Re: [PATCH v3 0/6] mm / virtio: Provide support for unused page reporting

From: Alexander Duyck
Date: Fri Aug 02 2019 - 11:13:59 EST


On Fri, 2019-08-02 at 10:41 -0400, Nitesh Narayan Lal wrote:
> On 8/1/19 6:24 PM, Alexander Duyck wrote:
> > This series provides an asynchronous means of reporting to a hypervisor
> > that a guest page is no longer in use and can have the data associated
> > with it dropped. To do this I have implemented functionality that allows
> > for what I am referring to as unused page reporting
> >
> > The functionality for this is fairly simple. When enabled it will allocate
> > statistics to track the number of reported pages in a given free area.
> > When the number of free pages exceeds this value plus a high water value,
> > currently 32, it will begin performing page reporting which consists of
> > pulling pages off of free list and placing them into a scatter list. The
> > scatterlist is then given to the page reporting device and it will perform
> > the required action to make the pages "reported", in the case of
> > virtio-balloon this results in the pages being madvised as MADV_DONTNEED
> > and as such they are forced out of the guest. After this they are placed
> > back on the free list, and an additional bit is added if they are not
> > merged indicating that they are a reported buddy page instead of a
> > standard buddy page. The cycle then repeats with additional non-reported
> > pages being pulled until the free areas all consist of reported pages.
> >
> > I am leaving a number of things hard-coded such as limiting the lowest
> > order processed to PAGEBLOCK_ORDER, and have left it up to the guest to
> > determine what the limit is on how many pages it wants to allocate to
> > process the hints. The upper limit for this is based on the size of the
> > queue used to store the scatterlist.
> >
> > My primary testing has just been to verify the memory is being freed after
> > allocation by running memhog 40g on a 40g guest and watching the total
> > free memory via /proc/meminfo on the host. With this I have verified most
> > of the memory is freed after each iteration. As far as performance I have
> > been mainly focusing on the will-it-scale/page_fault1 test running with
> > 16 vcpus. With that I have seen up to a 2% difference between the base
> > kernel without these patches and the patches with virtio-balloon enabled
> > or disabled.
>
> A couple of questions:
>
> - The 2% difference which you have mentioned, is this visible for
> all the 16 cores or just the 16th core?
> - I am assuming that the difference is seen for both "number of process"
> and "number of threads" launched by page_fault1. Is that right?

Really, the 2% is bordering on just being noise. Sometimes it is better
sometimes it is worse. However I think it is just slight variability in
the tests since it doesn't usually form any specific pattern.

I have been able to tighten it down a bit by actually splitting my guest
over 2 nodes and pinning the vCPUs so that the nodes in the guest match up
to the nodes in the host.
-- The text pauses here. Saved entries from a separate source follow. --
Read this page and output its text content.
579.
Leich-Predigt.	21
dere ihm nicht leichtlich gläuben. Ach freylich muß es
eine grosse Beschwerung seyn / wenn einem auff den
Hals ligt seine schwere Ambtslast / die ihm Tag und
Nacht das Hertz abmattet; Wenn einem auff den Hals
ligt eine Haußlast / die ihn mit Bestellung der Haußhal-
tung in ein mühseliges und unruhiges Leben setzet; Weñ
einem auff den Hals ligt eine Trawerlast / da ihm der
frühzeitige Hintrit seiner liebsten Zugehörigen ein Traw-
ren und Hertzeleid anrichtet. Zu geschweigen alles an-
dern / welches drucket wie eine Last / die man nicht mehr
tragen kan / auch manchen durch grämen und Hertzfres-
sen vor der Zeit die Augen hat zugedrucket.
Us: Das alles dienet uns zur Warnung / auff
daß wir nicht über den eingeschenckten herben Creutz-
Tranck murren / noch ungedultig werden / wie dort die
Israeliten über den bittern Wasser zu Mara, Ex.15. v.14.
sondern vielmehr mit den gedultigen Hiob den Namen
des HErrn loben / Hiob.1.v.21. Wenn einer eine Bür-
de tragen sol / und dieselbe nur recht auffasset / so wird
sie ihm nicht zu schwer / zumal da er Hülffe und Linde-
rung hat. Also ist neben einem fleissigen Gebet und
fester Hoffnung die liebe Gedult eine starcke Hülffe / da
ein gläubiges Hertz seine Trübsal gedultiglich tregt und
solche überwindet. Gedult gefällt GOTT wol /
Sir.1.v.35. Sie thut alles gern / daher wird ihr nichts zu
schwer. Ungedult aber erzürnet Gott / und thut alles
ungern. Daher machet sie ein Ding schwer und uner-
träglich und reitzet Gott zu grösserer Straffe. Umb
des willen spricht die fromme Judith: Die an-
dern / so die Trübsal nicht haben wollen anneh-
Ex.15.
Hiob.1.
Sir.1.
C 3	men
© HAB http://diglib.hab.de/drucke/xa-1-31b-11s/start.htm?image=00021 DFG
Doing that I have seen results where I had less
than 1% variability between with the patches and without.

One thing I am looking at now is modifying the page_fault1 test to use THP
instead of 4K pages as I suspect there is a fair bit of overhead in
accessing the pages 4K at a time vs 2M at a time. I am hoping with that I
can put more pressure on the actual change and see if there are any
additional spots I should optimize.

> > One side effect of these patches is that the guest becomes much more
> > resilient in terms of NUMA locality. With the pages being freed and then
> > reallocated when used it allows for the pages to be much closer to the
> > active thread, and as a result there can be situations where this patch
> > set will out-perform the stock kernel when the guest memory is not local
> > to the guest vCPUs.
>
> Was this the reason because of which you were seeing better results for
> page_fault1 earlier?

Yes I am thinking so. What I have found is that in the case where the
patches are not applied on the guest it takes a few runs for the numbers
to stabilize. What I think was going on is that I was running memhog to
initially fill the guest and that was placing all the pages on one node or
the other and as such was causing additional variability as the pages were
slowly being migrated over to the other node to rebalance the workload.
One way I tested it was by trying the unpatched case with a direct-
assigned device since that forces it to pin the memory. In that case I was
getting bad results consistently as all the memory was forced to come from
one node during the pre-allocation process.